Known as the “Quiet Professionals,” Green Berets are some of the most highly-trained Soldiers in the Army. Their readiness requires them to have a performance training program designed to increase physical performance and emotional well-being, prevent injuries, and improve mental skills necessary to perform optimally in training and combat operations.
This is the goal of the U.S. Special Operations Command’s Human Performance Program (HPP), also known as Tactical Human Optimization, Rapid Rehabilitation and Reconditioning Program (THOR3).
October 2, 2017 - Soldiers assigned to the U.S. Army 10th Special Forces Group (Airborne) rehab in the Tactical Human Optimization, Rapid Rehabilitation and Reconditioning Program (THOR3) facility. (U.S. Army photo by Staff Sgt. Daniel Wyatt)
A Special Operations Soldier assigned to 10th Special Forces Group (Airborne) at Fort Carson, Colo. said the training at THOR3 significantly contributes to enhancing physical capabilities. He also indicated the physical improvements made are resulting in increased attendance in the program according to the Green Beret assigned to 10th Group.
“The biggest thing about the THOR program is its growth,” said the Special Operator assigned to 10th Group. “You see more people filtering in.
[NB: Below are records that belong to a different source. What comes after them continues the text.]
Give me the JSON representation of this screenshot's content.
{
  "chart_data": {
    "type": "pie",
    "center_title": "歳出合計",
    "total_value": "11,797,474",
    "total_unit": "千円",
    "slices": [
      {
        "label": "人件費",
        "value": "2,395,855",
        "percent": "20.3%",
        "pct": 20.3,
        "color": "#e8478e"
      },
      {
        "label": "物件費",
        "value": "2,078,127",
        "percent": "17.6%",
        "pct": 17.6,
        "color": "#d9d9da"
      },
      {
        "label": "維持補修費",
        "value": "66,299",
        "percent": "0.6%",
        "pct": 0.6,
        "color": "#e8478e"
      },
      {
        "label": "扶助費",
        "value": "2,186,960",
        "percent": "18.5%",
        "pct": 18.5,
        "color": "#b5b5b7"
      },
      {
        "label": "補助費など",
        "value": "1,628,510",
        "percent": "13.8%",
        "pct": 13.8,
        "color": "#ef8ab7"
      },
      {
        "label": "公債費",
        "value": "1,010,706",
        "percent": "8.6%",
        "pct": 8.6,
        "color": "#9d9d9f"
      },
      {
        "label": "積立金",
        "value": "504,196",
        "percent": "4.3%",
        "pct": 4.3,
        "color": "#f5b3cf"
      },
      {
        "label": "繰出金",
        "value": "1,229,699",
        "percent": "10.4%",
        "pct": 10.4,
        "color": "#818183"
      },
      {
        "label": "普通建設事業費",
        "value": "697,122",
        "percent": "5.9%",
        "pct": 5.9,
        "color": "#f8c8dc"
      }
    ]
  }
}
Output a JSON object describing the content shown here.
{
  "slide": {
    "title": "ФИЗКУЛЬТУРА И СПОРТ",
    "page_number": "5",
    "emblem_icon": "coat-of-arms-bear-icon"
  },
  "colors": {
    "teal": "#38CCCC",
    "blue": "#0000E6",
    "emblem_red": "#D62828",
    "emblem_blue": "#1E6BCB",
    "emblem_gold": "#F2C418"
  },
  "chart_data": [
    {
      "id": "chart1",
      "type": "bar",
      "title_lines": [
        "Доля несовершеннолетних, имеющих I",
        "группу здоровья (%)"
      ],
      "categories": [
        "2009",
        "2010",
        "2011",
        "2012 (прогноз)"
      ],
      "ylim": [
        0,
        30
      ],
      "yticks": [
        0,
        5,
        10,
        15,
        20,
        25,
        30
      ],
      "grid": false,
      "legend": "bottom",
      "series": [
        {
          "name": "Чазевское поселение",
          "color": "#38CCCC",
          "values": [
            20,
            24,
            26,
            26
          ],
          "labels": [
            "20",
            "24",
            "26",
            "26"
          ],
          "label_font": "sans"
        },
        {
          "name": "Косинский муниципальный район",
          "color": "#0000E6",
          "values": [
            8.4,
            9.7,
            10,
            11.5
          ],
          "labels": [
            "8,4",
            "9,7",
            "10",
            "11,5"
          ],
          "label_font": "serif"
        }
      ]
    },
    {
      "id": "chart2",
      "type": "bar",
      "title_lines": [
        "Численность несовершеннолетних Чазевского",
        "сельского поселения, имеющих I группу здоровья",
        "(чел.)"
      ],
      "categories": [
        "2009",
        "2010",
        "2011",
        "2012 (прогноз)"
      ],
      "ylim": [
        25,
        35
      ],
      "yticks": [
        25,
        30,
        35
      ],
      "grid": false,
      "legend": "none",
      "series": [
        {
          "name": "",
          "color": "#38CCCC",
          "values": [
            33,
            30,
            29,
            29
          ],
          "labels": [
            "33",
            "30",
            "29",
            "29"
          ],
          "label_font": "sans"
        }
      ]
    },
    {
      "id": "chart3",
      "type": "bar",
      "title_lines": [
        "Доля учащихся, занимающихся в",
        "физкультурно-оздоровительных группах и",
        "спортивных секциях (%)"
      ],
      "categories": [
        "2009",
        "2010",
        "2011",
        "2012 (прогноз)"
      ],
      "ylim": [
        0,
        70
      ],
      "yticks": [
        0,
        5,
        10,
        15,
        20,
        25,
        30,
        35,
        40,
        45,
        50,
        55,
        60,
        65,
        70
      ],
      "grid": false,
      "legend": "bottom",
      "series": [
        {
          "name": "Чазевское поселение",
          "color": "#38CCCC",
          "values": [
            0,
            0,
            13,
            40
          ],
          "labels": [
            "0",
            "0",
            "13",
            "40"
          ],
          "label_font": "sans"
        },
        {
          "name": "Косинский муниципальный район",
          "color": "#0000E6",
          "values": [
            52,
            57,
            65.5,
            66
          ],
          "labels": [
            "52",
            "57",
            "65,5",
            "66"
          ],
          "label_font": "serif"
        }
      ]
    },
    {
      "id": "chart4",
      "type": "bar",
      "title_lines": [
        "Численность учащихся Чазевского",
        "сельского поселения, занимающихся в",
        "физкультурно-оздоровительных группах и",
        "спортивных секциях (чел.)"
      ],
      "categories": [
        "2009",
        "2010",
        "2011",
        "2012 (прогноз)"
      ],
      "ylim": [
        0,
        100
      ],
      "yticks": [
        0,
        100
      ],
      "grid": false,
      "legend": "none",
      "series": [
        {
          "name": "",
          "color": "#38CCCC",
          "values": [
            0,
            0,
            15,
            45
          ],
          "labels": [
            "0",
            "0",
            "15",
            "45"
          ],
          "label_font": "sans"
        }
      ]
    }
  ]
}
The facility will definitely need to be expanded to accommodate that.”
Training methods used, include experiential and Socratic learning, didactic instruction, field and hip pocket coaching, office mastery and team/committee integration.
“We try to purify the clay and mold it into that elite Soldier,” said a THOR3 program strength and conditioning coach. “Collaboratively, our approach is to optimize the mental, spiritual, and physical condition of the Special Operations Forces Soldier.”
The THOR3 program staff at 10th Group consists of a human performance program coordinator, strength and conditioning coaches, physical therapists, a dietitian, and a cognitive enhancement specialist.
The purpose of THOR3 is to create programs for Special Operations-Focused missions by using professional sports–quality staff to provide coaching in strength and conditioning, physical therapy, dietetics, and cognitive enhancement.
“Our goal is to increase their mental and physical capabilities to help them recover from injuries sustained in combat or training, helping them to stay combat ready, longer,” said a cognitive enhancement specialist with THOR3. “Cognitive enhancement is a formal part of the program, which seeks to provide a systematic way to build mental and emotional strength.”
In addition to the mental aspect of the program, proper nutrition is required to optimize rehabilitation and performance. This is an often overlooked, yet vital aspect of human performance, which is emphasized by the THOR3 team.
“We have added THOR3 nutritional items at the dining facility that are scientifically proven to improve a Soldiers performance,” said a performance dietician with the performance program. “Often overlooked, there are specific foods you must eat to effectively optimize the body’s potential, along with rest, recovery and training.”
Additionally, the total holistic approach to fitness includes the collection of data. Information is collected through sports science data during heart rate monitoring, GPS tracking, mobility tests, lactate testing, and body composition testing. This testing is needed to assure the effectiveness and overall management of the program.
July 13, 2017 - Green Beret assigned to the U.S. Army 10th Special Forces Group (Airborne), conducts an agility test under the supervision of a Tactical Human Optimization, Rapid Rehabilitation and Reconditioning Program (THOR3) coordinator at the Group’s strength and conditioning facility. (U.S. Army photo by Spc. James Richardson)
“We collect the data from tests run on the Soldiers and personalize a training program for them to optimize their abilities physically, tactically, technically and mentally,” said the performance analyst assigned to the program.
While the focus of the THOR3 program is to improve current operational longevity, and reduce the potential for injury, the added value to the SOF operator is the improvement in their overall health, coupled with improving physical and mental well-being that is the catalyst for success throughout their personal and professional lifetime.